Le cache navigateur (Internet explorer, Chrome, Safari, Firefox) n’est pas forcément un ennemi 😉 Il peut être très utile pour accélérer le chargement des pages d’un site internet complet : la seconde page visitée comporte généralement une bonne partie d’éléments déjà chargés : logo, image de fond, css, icones, javascripts, webfonts .

Pour cela, il convient de le soigner et de lui indiquer les durées de vie des différents éléments du site et donc le « forçer » à mettre en page ces éléments :

  • Les pages html : durée de vie courte, voir nulle pour les pages dynamiques php non mise en cache.
  • Les images : durée de vie longue
  • Les css et javascripts : durée de vie longue

Pour cela, le module apache mod_expires permet de le définir facilement :

ExpiresByType text/html                 « access plus 0 seconds »
ExpiresByType image/jpeg                « access plus 1 week »
ExpiresByType text/css                  « access plus 1 week »

Mettre en œuvre un CDN ou Content Delivery Network

Cette technique un peu pointue consiste à déporter les ressources statiques (images, css, javascript, web fonts) sur un domaine différent (ou un sous-domaine différent) qui peut être sur le même serveur web ou (encore mieux) sur un second serveur.

Plusieurs avantages :

  • Les navigateurs sont limités à X téléchargements simultanés par nom de domaine (HTTP 1.1 limité à 2 connexions et HTTP 1.0 limité à 4 connexions), en multipliant les noms de domaines (sans abuser) vous augmentez le nombre de téléchargements en parallèle.
  • Ce second domaine n’ayant pas à lancer le module php (5 à 10Mo par processus) il est plus léger.
  • Les cookies et en particulier les cookies de session ne transitent plus inutilement : gain de bande passante mais également de ressource serveur qui n’a pas à monter en mémoire les données de session.
Attention à ne pas provoquer de surchauffe si les différents noms de domaine sont sur le même serveur physique : à ajuster donc finement.
Exemple à découvrir chez Label Art ou les images sont sur http://img.label-art.fr/

Images gérées en Sprites CSS

Plusieurs images (en général les icones du site) sont regroupées dans une seule image et sont par la suite découpées et ajustées en css.

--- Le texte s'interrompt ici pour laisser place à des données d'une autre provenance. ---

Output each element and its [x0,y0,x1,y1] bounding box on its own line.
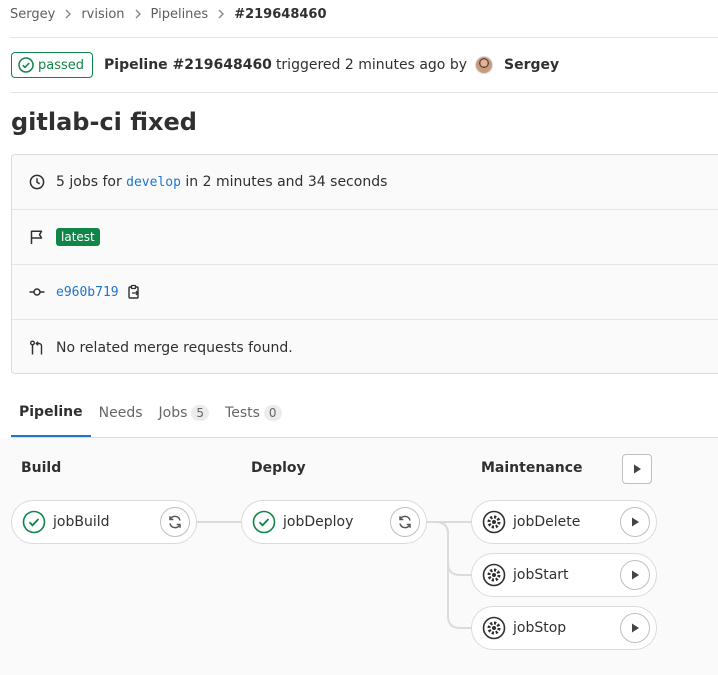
job-name: jobDeploy [283,514,354,530]
tab-count-badge: 5 [191,405,210,421]
tab-count-badge: 0 [263,405,282,421]
tab-label: Needs [98,405,143,421]
status-badge[interactable]: passed [11,52,94,78]
retry-button[interactable] [160,507,190,537]
breadcrumb: Sergey rvision Pipelines #219648460 [10,6,327,22]
status-manual-gear-icon [482,510,506,534]
info-row-merge-requests: No related merge requests found. [12,320,718,375]
tab-jobs[interactable]: Jobs 5 [151,388,218,438]
commit-sha-link[interactable]: e960b719 [56,285,119,300]
avatar[interactable] [475,56,493,74]
play-button[interactable] [620,560,650,590]
divider [10,92,718,93]
play-icon [632,570,639,580]
status-success-icon [22,510,46,534]
pipeline-id: Pipeline #219648460 [104,57,272,73]
clock-icon [28,173,46,191]
retry-icon [399,515,411,529]
breadcrumb-item-user[interactable]: Sergey [10,7,55,22]
page-title: gitlab-ci fixed [11,108,197,136]
job-stop[interactable]: jobStop [471,606,657,650]
jobs-count-text: 5 jobs for [56,174,122,190]
stage-title-build: Build [21,460,62,476]
stage-title-maintenance: Maintenance [481,460,583,476]
stage-title-deploy: Deploy [251,460,306,476]
breadcrumb-item-current[interactable]: #219648460 [234,7,326,22]
merge-requests-text: No related merge requests found. [56,339,293,356]
job-name: jobStop [513,620,567,636]
pipeline-header: passed Pipeline #219648460 triggered 2 m… [11,52,559,78]
play-icon [632,623,639,633]
chevron-right-icon [134,9,142,19]
tab-label: Tests [225,405,260,421]
triggered-text: triggered 2 minutes ago by [275,57,467,73]
job-delete[interactable]: jobDelete [471,500,657,544]
commit-icon [28,283,46,301]
user-link[interactable]: Sergey [504,57,559,73]
play-button[interactable] [620,613,650,643]
play-icon [634,464,641,474]
tab-needs[interactable]: Needs [91,388,151,438]
pipeline-tabs: Pipeline Needs Jobs 5 Tests 0 [11,388,718,438]
job-start[interactable]: jobStart [471,553,657,597]
status-manual-gear-icon [482,563,506,587]
status-success-icon [252,510,276,534]
latest-badge: latest [56,228,100,246]
flag-icon [28,228,46,246]
play-all-manual-button[interactable] [622,454,652,484]
branch-link[interactable]: develop [126,175,181,190]
play-icon [632,517,639,527]
job-build[interactable]: jobBuild [11,500,197,544]
pipeline-info-card: 5 jobs for develop in 2 minutes and 34 s… [11,154,718,374]
info-row-tags: latest [12,210,718,265]
info-row-jobs: 5 jobs for develop in 2 minutes and 34 s… [12,155,718,210]
status-success-icon [18,57,34,73]
pipeline-graph: Build Deploy Maintenance jobBuild jobDep… [0,438,718,675]
job-name: jobBuild [53,514,110,530]
status-label: passed [38,57,85,73]
status-manual-gear-icon [482,616,506,640]
play-button[interactable] [620,507,650,537]
breadcrumb-item-project[interactable]: rvision [81,7,124,22]
job-deploy[interactable]: jobDeploy [241,500,427,544]
tab-pipeline[interactable]: Pipeline [11,388,91,437]
divider [10,37,718,38]
job-name: jobDelete [513,514,581,530]
tab-tests[interactable]: Tests 0 [217,388,290,438]
retry-icon [169,515,181,529]
chevron-right-icon [217,9,225,19]
info-row-commit: e960b719 [12,265,718,320]
chevron-right-icon [64,9,72,19]
breadcrumb-item-pipelines[interactable]: Pipelines [151,7,209,22]
tab-label: Jobs [158,405,188,421]
retry-button[interactable] [390,507,420,537]
merge-request-icon [28,339,46,357]
copy-icon[interactable] [127,284,141,300]
duration-text: in 2 minutes and 34 seconds [185,174,388,190]
job-name: jobStart [513,567,569,583]
tab-label: Pipeline [19,403,83,420]
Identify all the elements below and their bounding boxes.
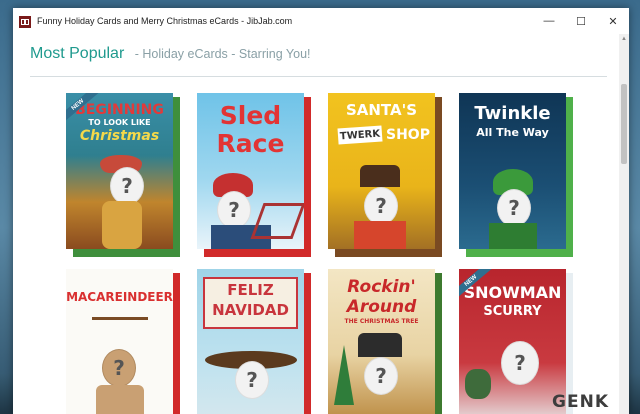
reindeer-body: [96, 385, 144, 414]
card-title-line1: FELIZ: [227, 281, 274, 299]
card-title-line2: Race: [216, 129, 285, 158]
card-front: BEGINNING TO LOOK LIKE Christmas ? NEW: [66, 93, 173, 249]
top-hat: [358, 333, 402, 357]
browser-window: Funny Holiday Cards and Merry Christmas …: [13, 8, 629, 414]
card-title-line3: Christmas: [79, 128, 160, 144]
card-title-line1: Twinkle: [474, 103, 551, 124]
scroll-up-icon[interactable]: ▲: [619, 36, 629, 42]
card-front: SANTA'S TWERK SHOP ?: [328, 93, 435, 249]
face-placeholder: ?: [364, 187, 398, 225]
card-title-line1: SANTA'S: [345, 101, 418, 119]
card-front: Twinkle All The Way ?: [459, 93, 566, 249]
section-heading: Most Popular - Holiday eCards - Starring…: [30, 45, 311, 63]
top-hat: [360, 165, 400, 187]
green-coat: [489, 223, 537, 249]
face-placeholder: ?: [217, 191, 251, 229]
face-placeholder: ?: [235, 361, 269, 399]
jibjab-app-icon: [19, 15, 31, 28]
card-title-line1: Rockin': [347, 277, 416, 297]
close-button[interactable]: ✕: [597, 8, 629, 34]
christmas-tree: [334, 345, 354, 405]
card-front: Sled Race ?: [197, 93, 304, 249]
card-title-line2: SCURRY: [483, 304, 542, 319]
page-content: Most Popular - Holiday eCards - Starring…: [13, 34, 619, 414]
scroll-thumb[interactable]: [621, 84, 627, 164]
antlers: [92, 317, 148, 340]
elf-suit: [354, 221, 406, 249]
vertical-scrollbar[interactable]: ▲: [619, 34, 629, 414]
maximize-button[interactable]: ☐: [565, 8, 597, 34]
face-placeholder: ?: [501, 341, 539, 385]
card-title-line2: All The Way: [476, 126, 549, 139]
page-title: Most Popular: [30, 45, 125, 62]
card-title-line2: TO LOOK LIKE: [88, 118, 151, 127]
card-front: FELIZ NAVIDAD ?: [197, 269, 304, 414]
minimize-button[interactable]: —: [533, 8, 565, 34]
heading-divider: [30, 76, 607, 77]
card-front: SNOWMAN SCURRY ? NEW: [459, 269, 566, 414]
card-title-line1: Sled: [219, 101, 282, 130]
sled: [250, 203, 304, 239]
card-title-line3: SHOP: [386, 127, 430, 143]
card-title-line2: Around: [346, 297, 417, 317]
card-title-line2: TWERK: [337, 125, 383, 145]
page-subtitle: - Holiday eCards - Starring You!: [134, 47, 311, 61]
card-title-line3: THE CHRISTMAS TREE: [344, 318, 419, 325]
card-front: Rockin' Around THE CHRISTMAS TREE ?: [328, 269, 435, 414]
genk-watermark: GENK: [552, 392, 609, 412]
title-bar: Funny Holiday Cards and Merry Christmas …: [13, 8, 629, 34]
snowman-figure: [465, 369, 491, 399]
card-front: MACAREINDEER ?: [66, 269, 173, 414]
close-icon: ✕: [608, 15, 618, 28]
face-placeholder: ?: [497, 189, 531, 227]
card-title-line2: NAVIDAD: [212, 301, 289, 319]
minimize-icon: —: [543, 15, 555, 27]
card-title-line1: MACAREINDEER: [66, 290, 173, 304]
card-title-line1: SNOWMAN: [463, 283, 562, 302]
face-placeholder: ?: [364, 357, 398, 395]
face-placeholder: ?: [110, 167, 144, 205]
window-title: Funny Holiday Cards and Merry Christmas …: [37, 16, 293, 26]
maximize-icon: ☐: [576, 15, 586, 28]
face-placeholder: ?: [102, 349, 136, 387]
sweater: [102, 201, 142, 249]
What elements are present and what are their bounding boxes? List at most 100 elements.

Cela permet de réduire le nombre d’images à charger et donc de gagner sur la latente nécessaire à chaque connexion http. Cela allège également le nombre de processus serveur.

Pour finir

Il est possible de mesurer le niveau de performance d’un site via l’excellent service GT Metrix : http://gtmetrix.com/

Il combine les outils de Yahoo (Yslow) et de Google (Page speed).

L’ensemble de ces optimisations permettent d’augmenter drastiquement le nombre de visiteurs simultanés de votre site internet, mais également de réduire leur temps d’attente. Souvenez vous qu’un internaute lambda n’attends généralement pas plus de 4 secondes avant de décider de … changer de site, s’il est trop long.